Mama Nilla’s eyes glinted. She held out her left arm with the quaddie attached, blue eyes peering frightenedly at Leo around Mama Nilla’s sturdy bicep. “Are you going to take this little girl to the bathroom, then?”
The quaddie girl and Leo stared at each other in equal horror. “Certainly not,” the engineer choked. He looked around “Another quaddie will. Claire…?”
After a barracuda-like investigation, Andy chose this moment to begin wailing protests at the lack of expected milk from his mother’s breasts. Claire tried to soothe him, patting his back; she felt like crying herself for his disappointment.
“I don’t suppose,” Dr. Minchenko interjected mildly, “that you would care to come along with us, Liz? There would be no going back, of course.”
“Us?” Mama Nilla regarded him sharply. “Are you going along with this nonsense?”
“I rather think so.”
“That’s all right, then.” She nodded.
“But you can’t—” Leo began.
“Graf,” Dr.

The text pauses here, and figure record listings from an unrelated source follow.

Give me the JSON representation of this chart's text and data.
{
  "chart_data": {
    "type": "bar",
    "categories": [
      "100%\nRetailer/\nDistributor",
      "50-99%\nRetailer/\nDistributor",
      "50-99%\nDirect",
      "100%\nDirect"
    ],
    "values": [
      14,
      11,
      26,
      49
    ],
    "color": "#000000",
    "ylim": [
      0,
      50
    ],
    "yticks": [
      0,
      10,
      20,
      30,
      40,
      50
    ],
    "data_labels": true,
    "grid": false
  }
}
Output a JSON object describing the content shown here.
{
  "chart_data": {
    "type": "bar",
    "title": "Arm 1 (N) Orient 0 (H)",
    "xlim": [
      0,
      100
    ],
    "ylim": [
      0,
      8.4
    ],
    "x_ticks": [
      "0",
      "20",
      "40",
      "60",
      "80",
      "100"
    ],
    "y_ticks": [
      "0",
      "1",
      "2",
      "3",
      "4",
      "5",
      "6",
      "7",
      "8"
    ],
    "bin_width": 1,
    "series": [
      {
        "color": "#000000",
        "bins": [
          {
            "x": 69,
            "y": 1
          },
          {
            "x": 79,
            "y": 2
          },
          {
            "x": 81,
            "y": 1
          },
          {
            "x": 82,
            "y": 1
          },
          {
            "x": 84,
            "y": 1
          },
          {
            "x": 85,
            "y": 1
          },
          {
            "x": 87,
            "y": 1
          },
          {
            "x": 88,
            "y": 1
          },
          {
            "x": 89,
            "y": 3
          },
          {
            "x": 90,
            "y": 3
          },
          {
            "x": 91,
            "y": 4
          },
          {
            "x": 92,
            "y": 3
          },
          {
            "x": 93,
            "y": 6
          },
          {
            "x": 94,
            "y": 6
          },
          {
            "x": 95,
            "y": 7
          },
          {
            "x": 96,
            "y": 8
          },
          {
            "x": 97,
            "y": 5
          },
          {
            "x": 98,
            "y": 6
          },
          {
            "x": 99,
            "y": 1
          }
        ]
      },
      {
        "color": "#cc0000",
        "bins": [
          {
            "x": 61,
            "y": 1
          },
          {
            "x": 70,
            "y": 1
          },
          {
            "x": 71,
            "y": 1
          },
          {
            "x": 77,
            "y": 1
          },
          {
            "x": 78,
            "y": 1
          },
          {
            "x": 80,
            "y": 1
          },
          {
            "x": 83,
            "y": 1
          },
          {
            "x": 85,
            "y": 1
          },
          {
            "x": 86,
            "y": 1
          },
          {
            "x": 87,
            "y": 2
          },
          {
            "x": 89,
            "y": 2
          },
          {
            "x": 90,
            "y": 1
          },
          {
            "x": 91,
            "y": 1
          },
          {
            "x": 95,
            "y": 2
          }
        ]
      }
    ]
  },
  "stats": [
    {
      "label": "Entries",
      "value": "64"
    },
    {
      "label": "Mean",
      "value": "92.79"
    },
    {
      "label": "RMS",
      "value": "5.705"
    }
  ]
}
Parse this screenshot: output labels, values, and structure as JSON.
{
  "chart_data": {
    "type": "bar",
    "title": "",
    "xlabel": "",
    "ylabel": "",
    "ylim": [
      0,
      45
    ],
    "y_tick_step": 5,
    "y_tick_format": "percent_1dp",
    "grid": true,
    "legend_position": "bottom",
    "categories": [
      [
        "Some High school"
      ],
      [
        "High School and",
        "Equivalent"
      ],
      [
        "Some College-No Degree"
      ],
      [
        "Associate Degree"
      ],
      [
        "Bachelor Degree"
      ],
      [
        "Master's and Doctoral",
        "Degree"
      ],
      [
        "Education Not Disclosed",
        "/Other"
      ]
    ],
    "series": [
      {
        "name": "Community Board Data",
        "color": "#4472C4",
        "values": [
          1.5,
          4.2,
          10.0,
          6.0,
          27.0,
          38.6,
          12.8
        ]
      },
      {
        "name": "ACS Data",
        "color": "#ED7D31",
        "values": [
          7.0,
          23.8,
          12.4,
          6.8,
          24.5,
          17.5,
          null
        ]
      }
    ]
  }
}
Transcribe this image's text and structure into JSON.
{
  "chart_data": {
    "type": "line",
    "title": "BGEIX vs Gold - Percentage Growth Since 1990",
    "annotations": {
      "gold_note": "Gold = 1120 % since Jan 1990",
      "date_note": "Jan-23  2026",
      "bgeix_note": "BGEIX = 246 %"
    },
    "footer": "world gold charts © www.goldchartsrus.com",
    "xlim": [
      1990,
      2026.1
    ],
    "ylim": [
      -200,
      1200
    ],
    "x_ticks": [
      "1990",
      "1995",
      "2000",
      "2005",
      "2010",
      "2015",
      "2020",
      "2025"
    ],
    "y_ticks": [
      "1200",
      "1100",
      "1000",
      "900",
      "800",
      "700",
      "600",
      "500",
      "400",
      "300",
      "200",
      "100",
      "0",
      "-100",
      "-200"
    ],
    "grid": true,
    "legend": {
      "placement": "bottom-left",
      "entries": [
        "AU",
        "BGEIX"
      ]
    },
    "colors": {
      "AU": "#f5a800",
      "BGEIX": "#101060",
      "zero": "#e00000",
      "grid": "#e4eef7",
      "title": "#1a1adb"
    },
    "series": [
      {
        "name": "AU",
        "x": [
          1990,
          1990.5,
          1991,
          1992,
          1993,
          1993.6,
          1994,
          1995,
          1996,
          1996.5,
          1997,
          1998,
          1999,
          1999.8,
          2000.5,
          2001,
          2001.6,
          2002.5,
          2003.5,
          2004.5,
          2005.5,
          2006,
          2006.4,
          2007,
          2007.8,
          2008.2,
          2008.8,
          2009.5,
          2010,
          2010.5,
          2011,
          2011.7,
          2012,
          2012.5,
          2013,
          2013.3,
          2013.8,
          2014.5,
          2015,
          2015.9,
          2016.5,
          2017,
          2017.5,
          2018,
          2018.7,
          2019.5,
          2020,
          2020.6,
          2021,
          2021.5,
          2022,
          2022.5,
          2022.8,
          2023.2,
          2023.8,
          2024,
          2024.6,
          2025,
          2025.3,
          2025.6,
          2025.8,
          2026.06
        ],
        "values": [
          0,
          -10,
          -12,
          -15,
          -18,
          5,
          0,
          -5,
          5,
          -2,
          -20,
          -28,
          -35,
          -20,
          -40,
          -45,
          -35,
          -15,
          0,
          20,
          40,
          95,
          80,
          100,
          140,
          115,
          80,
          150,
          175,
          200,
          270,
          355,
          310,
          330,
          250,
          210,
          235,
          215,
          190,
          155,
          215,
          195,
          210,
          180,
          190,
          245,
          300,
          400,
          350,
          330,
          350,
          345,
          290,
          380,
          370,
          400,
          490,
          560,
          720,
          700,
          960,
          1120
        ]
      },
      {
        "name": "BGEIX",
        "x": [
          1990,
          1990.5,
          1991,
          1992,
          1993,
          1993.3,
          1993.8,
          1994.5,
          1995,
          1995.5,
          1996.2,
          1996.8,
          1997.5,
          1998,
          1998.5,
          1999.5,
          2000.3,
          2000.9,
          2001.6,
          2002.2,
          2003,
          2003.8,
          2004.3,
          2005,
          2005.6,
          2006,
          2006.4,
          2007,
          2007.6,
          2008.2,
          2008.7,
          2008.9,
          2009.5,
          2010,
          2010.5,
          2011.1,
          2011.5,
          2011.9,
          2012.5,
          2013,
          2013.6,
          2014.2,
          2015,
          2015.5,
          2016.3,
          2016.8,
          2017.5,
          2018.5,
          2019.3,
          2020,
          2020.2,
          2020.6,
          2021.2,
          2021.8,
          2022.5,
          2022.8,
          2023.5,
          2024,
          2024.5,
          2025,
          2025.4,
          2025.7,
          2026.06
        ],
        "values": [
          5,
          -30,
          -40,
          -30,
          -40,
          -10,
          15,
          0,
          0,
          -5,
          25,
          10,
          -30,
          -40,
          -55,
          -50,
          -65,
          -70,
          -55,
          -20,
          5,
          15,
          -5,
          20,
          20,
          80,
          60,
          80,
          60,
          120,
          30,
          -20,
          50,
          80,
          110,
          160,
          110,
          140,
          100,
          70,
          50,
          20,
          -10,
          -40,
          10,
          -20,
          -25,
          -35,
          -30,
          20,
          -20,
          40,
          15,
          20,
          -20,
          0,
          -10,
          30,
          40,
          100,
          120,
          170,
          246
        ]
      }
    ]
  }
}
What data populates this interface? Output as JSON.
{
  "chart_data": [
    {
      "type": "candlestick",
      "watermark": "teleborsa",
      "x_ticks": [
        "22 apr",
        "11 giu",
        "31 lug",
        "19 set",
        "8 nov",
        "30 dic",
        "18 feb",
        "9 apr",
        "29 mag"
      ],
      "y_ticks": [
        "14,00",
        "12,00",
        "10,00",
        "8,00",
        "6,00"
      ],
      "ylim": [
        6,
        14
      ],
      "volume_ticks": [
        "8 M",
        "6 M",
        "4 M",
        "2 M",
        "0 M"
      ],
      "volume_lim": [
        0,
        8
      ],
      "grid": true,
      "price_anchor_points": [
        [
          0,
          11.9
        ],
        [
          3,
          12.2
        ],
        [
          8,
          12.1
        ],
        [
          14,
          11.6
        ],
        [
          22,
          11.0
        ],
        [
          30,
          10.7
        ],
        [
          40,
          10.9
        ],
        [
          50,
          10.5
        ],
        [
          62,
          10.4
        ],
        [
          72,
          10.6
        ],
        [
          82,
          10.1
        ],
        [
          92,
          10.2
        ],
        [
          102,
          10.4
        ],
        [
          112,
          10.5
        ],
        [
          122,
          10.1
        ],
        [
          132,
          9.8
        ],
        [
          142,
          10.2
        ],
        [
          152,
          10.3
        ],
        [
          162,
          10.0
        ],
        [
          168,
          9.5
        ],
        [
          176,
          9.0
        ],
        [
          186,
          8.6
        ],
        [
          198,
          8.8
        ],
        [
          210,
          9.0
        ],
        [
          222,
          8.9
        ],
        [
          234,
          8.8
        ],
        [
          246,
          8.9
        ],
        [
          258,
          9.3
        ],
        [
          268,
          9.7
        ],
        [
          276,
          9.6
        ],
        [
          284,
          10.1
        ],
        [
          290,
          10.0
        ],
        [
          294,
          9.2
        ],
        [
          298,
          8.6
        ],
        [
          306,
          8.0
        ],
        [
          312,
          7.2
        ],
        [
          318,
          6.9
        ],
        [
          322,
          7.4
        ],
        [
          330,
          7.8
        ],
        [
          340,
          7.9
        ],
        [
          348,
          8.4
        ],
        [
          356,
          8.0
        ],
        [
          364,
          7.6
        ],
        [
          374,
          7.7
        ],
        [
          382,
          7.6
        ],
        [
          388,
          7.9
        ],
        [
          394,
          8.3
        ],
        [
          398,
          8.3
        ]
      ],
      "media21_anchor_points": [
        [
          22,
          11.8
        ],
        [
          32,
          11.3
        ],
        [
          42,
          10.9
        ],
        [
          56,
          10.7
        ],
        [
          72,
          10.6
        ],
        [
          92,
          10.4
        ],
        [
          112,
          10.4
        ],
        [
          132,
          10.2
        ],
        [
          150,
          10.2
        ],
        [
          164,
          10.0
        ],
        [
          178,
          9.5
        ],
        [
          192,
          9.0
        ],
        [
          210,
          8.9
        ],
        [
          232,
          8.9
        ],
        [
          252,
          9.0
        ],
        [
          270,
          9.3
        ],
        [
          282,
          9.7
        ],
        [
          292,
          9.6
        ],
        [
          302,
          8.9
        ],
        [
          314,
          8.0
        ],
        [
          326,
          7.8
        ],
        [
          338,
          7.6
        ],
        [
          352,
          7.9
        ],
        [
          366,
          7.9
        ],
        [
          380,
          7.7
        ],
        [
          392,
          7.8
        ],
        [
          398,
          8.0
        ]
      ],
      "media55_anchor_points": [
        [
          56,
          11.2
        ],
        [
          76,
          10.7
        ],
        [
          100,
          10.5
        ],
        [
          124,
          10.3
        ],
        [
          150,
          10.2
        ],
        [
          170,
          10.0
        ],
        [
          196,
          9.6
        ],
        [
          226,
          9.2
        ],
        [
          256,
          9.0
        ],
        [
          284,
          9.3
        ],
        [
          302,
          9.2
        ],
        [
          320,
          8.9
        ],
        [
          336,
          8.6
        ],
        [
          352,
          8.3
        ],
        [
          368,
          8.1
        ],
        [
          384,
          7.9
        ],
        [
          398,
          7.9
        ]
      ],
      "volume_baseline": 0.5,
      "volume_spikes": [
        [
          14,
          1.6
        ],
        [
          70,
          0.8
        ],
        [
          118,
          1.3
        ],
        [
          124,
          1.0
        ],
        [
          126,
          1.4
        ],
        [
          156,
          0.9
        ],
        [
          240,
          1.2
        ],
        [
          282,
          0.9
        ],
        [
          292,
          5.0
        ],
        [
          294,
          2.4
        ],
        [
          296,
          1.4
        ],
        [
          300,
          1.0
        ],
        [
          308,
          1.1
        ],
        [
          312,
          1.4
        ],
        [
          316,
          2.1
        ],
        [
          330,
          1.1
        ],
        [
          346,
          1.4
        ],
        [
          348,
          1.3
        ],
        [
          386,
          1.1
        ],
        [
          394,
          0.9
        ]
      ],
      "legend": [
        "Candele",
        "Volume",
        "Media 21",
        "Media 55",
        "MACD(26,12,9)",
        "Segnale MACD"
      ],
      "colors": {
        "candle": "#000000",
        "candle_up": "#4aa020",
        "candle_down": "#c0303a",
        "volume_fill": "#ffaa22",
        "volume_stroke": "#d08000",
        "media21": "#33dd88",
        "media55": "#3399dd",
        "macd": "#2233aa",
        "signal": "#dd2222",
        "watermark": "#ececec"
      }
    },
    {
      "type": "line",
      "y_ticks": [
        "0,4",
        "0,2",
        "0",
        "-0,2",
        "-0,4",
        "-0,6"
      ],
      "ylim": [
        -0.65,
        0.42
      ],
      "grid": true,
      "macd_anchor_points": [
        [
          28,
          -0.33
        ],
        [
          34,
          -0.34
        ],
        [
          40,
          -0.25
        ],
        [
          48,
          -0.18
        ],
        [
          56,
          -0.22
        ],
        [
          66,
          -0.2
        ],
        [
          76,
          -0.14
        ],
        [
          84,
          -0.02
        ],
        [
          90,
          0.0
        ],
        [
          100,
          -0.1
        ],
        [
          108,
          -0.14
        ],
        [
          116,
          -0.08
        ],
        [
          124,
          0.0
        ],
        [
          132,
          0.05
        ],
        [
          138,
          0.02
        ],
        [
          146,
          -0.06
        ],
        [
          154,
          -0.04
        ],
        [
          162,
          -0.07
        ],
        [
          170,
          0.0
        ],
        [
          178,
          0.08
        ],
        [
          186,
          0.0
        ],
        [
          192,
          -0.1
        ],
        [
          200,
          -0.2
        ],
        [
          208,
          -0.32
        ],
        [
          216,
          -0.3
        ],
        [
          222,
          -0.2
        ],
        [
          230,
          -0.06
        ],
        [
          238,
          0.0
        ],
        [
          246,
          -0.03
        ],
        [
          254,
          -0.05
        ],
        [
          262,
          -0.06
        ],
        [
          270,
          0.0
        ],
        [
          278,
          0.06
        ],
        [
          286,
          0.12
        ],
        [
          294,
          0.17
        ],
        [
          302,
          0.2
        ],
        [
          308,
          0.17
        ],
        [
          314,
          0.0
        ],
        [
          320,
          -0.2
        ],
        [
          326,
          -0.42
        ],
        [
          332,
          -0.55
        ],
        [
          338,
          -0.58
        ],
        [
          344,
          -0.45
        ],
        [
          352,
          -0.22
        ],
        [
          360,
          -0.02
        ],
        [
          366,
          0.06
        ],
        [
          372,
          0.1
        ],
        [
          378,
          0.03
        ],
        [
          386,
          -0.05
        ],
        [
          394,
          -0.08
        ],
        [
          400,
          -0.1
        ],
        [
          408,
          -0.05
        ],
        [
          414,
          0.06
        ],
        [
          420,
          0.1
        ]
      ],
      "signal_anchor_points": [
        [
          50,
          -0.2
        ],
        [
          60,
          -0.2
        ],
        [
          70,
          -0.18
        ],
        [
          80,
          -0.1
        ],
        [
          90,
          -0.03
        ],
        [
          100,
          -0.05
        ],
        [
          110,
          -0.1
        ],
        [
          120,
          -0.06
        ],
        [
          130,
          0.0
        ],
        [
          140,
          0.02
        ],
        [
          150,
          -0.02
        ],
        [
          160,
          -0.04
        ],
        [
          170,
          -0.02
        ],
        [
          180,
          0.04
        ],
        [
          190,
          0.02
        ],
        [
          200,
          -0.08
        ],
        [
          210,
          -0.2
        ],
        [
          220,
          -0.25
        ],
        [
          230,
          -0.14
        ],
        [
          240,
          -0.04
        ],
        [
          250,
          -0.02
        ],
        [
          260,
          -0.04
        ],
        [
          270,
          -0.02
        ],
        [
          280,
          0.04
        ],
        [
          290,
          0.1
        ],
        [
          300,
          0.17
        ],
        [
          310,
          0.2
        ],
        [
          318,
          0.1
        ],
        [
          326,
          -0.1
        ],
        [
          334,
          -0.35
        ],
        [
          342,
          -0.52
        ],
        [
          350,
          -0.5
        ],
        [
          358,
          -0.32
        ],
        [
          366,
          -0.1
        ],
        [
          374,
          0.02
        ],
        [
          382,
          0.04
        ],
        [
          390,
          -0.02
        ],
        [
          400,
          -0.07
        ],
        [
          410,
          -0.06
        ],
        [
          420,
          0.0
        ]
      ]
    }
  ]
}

Minchenko said, “did your little de-pressurization drama just now give these ladies any reason to think they were still going to have air to breathe if they stayed with their quaddies?”
“It shouldn’t have,” said Leo.
“I didn’t even think about it,” said one of the creche mothers, looking suddenly dismayed.
“I did,” said the other, frowning at Leo. “I knew there were emergency air supplies in the gym module,” said Mama Nilla, “it’s in the regular drill, after all. The whole department ought to have come here.”